Bruxelles a félicité la Roumanie, qui a renforcé ses contrôles aux frontières et la lutte contre la corruption, mais reste sceptique sur les efforts menés par la Bulgarie.
""Nos frontières sont sûres à 100%"", affirme Dumitru Licsandru, qui dirige à Bucarest les services de lutte contre le trafic d'êtres humains.
Selon lui, 1.400 victimes roumaines de ces trafics - exploitation sexuelle et travail forcé, notamment - ont été recensées durant les neuf premiers mois de 2006, ce qui a conduit à l'arrestation de 200 personnes.
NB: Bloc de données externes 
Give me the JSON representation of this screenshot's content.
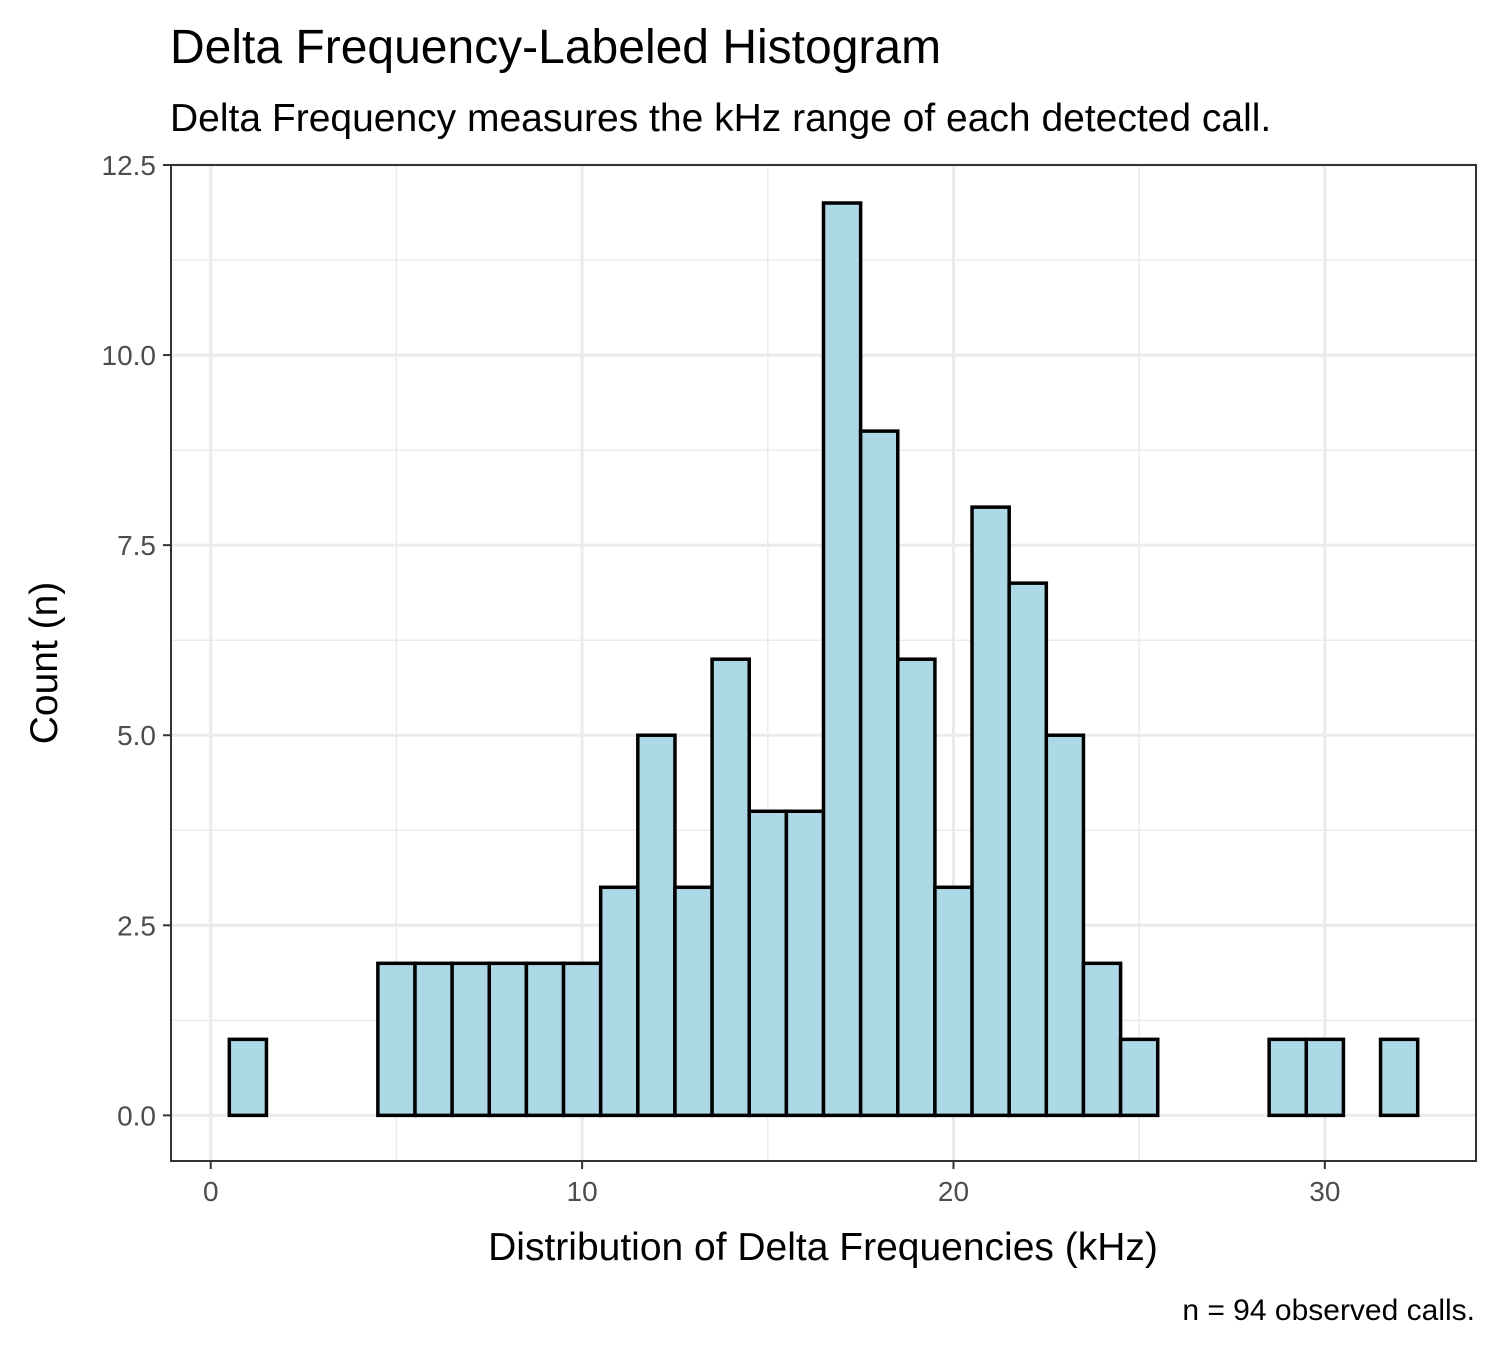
{
  "chart_data": {
    "type": "bar",
    "title": "Delta Frequency-Labeled Histogram",
    "subtitle": "Delta Frequency measures the kHz range of each detected call.",
    "xlabel": "Distribution of Delta Frequencies (kHz)",
    "ylabel": "Count (n)",
    "caption": "n = 94 observed calls.",
    "xlim": [
      -1.07,
      34.07
    ],
    "ylim": [
      -0.6,
      12.5
    ],
    "x_ticks": [
      0,
      10,
      20,
      30
    ],
    "x_tick_labels": [
      "0",
      "10",
      "20",
      "30"
    ],
    "y_ticks": [
      0,
      2.5,
      5,
      7.5,
      10,
      12.5
    ],
    "y_tick_labels": [
      "0.0",
      "2.5",
      "5.0",
      "7.5",
      "10.0",
      "12.5"
    ],
    "bin_width": 1,
    "bin_centers": [
      1,
      2,
      3,
      4,
      5,
      6,
      7,
      8,
      9,
      10,
      11,
      12,
      13,
      14,
      15,
      16,
      17,
      18,
      19,
      20,
      21,
      22,
      23,
      24,
      25,
      26,
      27,
      28,
      29,
      30,
      31,
      32
    ],
    "values": [
      1,
      0,
      0,
      0,
      2,
      2,
      2,
      2,
      2,
      2,
      3,
      5,
      3,
      6,
      4,
      4,
      12,
      9,
      6,
      3,
      8,
      7,
      5,
      2,
      1,
      0,
      0,
      0,
      1,
      1,
      0,
      1
    ],
    "bar_fill": "#add8e6",
    "bar_stroke": "#000000",
    "grid": true,
    "grid_color": "#ebebeb",
    "panel_border_color": "#333333"
  }
}
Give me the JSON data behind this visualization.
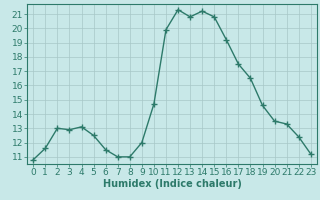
{
  "x": [
    0,
    1,
    2,
    3,
    4,
    5,
    6,
    7,
    8,
    9,
    10,
    11,
    12,
    13,
    14,
    15,
    16,
    17,
    18,
    19,
    20,
    21,
    22,
    23
  ],
  "y": [
    10.8,
    11.6,
    13.0,
    12.9,
    13.1,
    12.5,
    11.5,
    11.0,
    11.0,
    12.0,
    14.7,
    19.9,
    21.3,
    20.8,
    21.2,
    20.8,
    19.2,
    17.5,
    16.5,
    14.6,
    13.5,
    13.3,
    12.4,
    11.2
  ],
  "line_color": "#2d7a6a",
  "marker": "+",
  "marker_size": 4,
  "bg_color": "#c8e8e8",
  "grid_color": "#a8c8c8",
  "tick_color": "#2d7a6a",
  "xlabel": "Humidex (Indice chaleur)",
  "ylim": [
    10.5,
    21.7
  ],
  "xlim": [
    -0.5,
    23.5
  ],
  "yticks": [
    11,
    12,
    13,
    14,
    15,
    16,
    17,
    18,
    19,
    20,
    21
  ],
  "xticks": [
    0,
    1,
    2,
    3,
    4,
    5,
    6,
    7,
    8,
    9,
    10,
    11,
    12,
    13,
    14,
    15,
    16,
    17,
    18,
    19,
    20,
    21,
    22,
    23
  ],
  "xlabel_fontsize": 7,
  "tick_fontsize": 6.5,
  "line_width": 1.0
}
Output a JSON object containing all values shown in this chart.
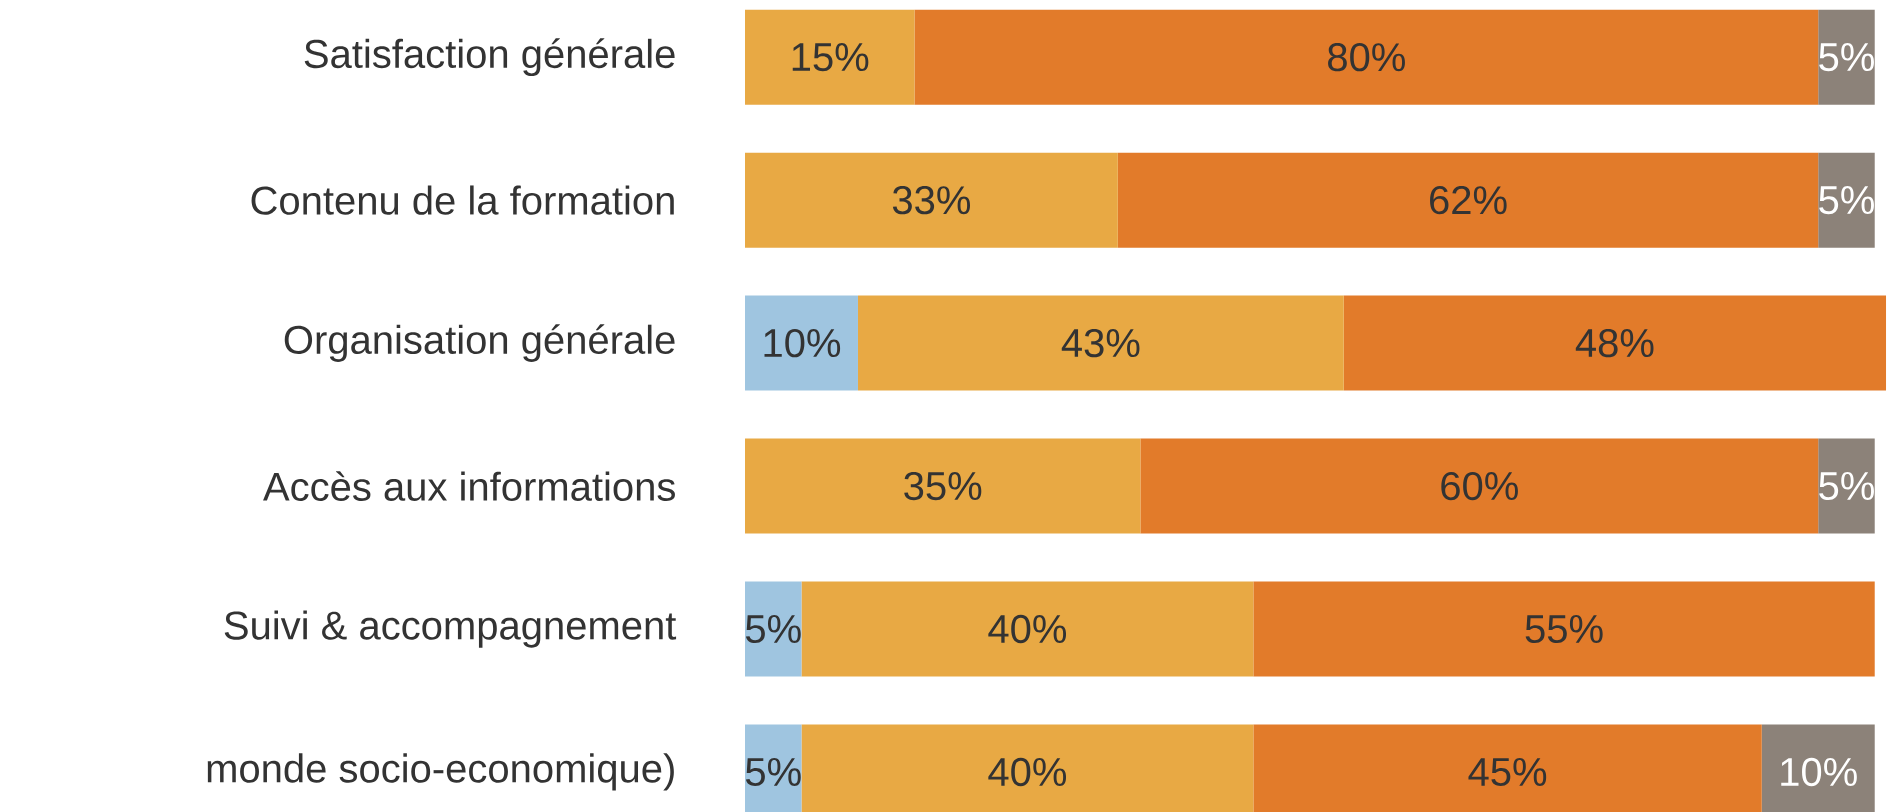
{
  "chart_data": {
    "type": "bar",
    "orientation": "horizontal",
    "stacked": true,
    "tick_labels": "y",
    "categories": [
      "Satisfaction générale",
      "Contenu de la formation",
      "Organisation générale",
      "Accès aux informations",
      "Suivi & accompagnement",
      "monde socio-economique)"
    ],
    "series": [
      {
        "color": "#9fc5e0",
        "values": [
          null,
          null,
          10,
          null,
          5,
          5
        ],
        "value_labels": [
          null,
          null,
          "10%",
          null,
          "5%",
          "5%"
        ]
      },
      {
        "color": "#e8a944",
        "values": [
          15,
          33,
          43,
          35,
          40,
          40
        ],
        "value_labels": [
          "15%",
          "33%",
          "43%",
          "35%",
          "40%",
          "40%"
        ]
      },
      {
        "color": "#e27b2a",
        "values": [
          80,
          62,
          48,
          60,
          55,
          45
        ],
        "value_labels": [
          "80%",
          "62%",
          "48%",
          "60%",
          "55%",
          "45%"
        ]
      },
      {
        "color": "#8c8279",
        "values": [
          5,
          5,
          null,
          5,
          null,
          10
        ],
        "value_labels": [
          "5%",
          "5%",
          null,
          "5%",
          null,
          "10%"
        ]
      }
    ]
  }
}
L'unité du ministère de l'Intérieur bulgare chargée de la lutte contre le crime organisé affirme que 4.000 ou 5.000 femmes sont victimes de ce genre de trafic chaque année.
""Nous ne pouvons pas nier le problème mais les chiffres sont en baisse par rapport aux années précédentes"", déclare la porte-parole du ministère de l'Intérieur, Katya Ilieva.
Mais pour la plupart des spécialistes, les chiffres officiels ne révèlent que la partie émergée de l'iceberg.